We've got a file-based program we want to convert to use a document database, specifically MongoDB. Problem is, MongoDB is limited to 2GB on 32-bit machines (according to http://www.mongodb.org/display/DOCS/FAQ#FAQ-Whatarethe32bitlimitations%3F), and a lot of our users will have over 2GB of data. Is there a way to have MongoDB use more than one file somehow?
I thought perhaps I could implement sharding on a single machine, meaning I'd run more than one mongod on the same machine and they'd somehow communicate. Could that work?
The best way is managing the virtual storage of MongoDB documents.
The MongoDB's storage limit on different operating systems are tabulated below as per the MongoDB 3.0 MMAPv1 storage engine limits.
The MMAPv1 storage engine limits each database to no more than 16000 data files. This means that a single MMAPv1 database has a maximum size of 32TB. Setting the storage.mmapv1.smallFiles option reduces this limit to 8TB.
Using the MMAPv1 storage engine, a single mongod instance cannot manage a data set that exceeds maximum virtual memory address space provided by the underlying operating system.
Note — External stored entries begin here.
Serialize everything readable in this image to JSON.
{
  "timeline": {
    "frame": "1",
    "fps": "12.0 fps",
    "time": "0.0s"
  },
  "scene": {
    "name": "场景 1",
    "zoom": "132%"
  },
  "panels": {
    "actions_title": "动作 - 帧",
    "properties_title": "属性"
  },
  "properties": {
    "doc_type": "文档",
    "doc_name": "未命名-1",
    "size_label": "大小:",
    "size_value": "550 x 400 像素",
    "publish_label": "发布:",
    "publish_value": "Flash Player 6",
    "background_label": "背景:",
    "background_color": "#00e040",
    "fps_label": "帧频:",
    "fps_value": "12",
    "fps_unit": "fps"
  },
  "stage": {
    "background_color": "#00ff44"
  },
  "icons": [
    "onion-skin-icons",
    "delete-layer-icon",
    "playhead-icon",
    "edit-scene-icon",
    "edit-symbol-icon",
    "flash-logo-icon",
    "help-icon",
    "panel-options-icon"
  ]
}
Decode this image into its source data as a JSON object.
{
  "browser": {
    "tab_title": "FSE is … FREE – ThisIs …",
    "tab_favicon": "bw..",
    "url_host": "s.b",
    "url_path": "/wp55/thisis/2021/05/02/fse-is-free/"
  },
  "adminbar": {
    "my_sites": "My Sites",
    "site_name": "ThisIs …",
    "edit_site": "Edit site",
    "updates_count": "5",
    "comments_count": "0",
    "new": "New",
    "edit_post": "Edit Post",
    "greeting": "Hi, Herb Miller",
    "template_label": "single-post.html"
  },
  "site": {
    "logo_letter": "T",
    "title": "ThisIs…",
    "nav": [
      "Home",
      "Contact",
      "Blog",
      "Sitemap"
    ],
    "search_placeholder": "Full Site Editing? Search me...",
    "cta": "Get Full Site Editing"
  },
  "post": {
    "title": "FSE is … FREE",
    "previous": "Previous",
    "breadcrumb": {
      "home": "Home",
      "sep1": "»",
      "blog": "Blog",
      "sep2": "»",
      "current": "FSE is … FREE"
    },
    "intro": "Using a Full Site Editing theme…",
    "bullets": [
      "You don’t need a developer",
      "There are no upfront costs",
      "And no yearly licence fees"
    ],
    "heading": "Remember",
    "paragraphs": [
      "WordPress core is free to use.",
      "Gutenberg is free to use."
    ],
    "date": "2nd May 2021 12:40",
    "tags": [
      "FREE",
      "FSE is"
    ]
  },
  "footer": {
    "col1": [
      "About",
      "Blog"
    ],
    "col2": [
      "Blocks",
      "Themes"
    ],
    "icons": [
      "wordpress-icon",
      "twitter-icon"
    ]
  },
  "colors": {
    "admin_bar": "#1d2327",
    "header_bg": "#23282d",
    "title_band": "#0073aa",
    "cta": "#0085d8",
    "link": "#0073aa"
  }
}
Reference: MongoDB Database Limit.
Note:The WiredTiger storage engine is not subject to this limitation.
Hope This helps.
The only way to have more than 2GB on a single node is to run multiple mongod processes. So sharding is one option (like you said) or doing some manual partitioning across processes.
You could configure sharding because 2Gb limit only applies to individual mongodb processes. Pls refer the documentation sharded-clusters,and I also found Python Script to set-up sharded environment on a single machine.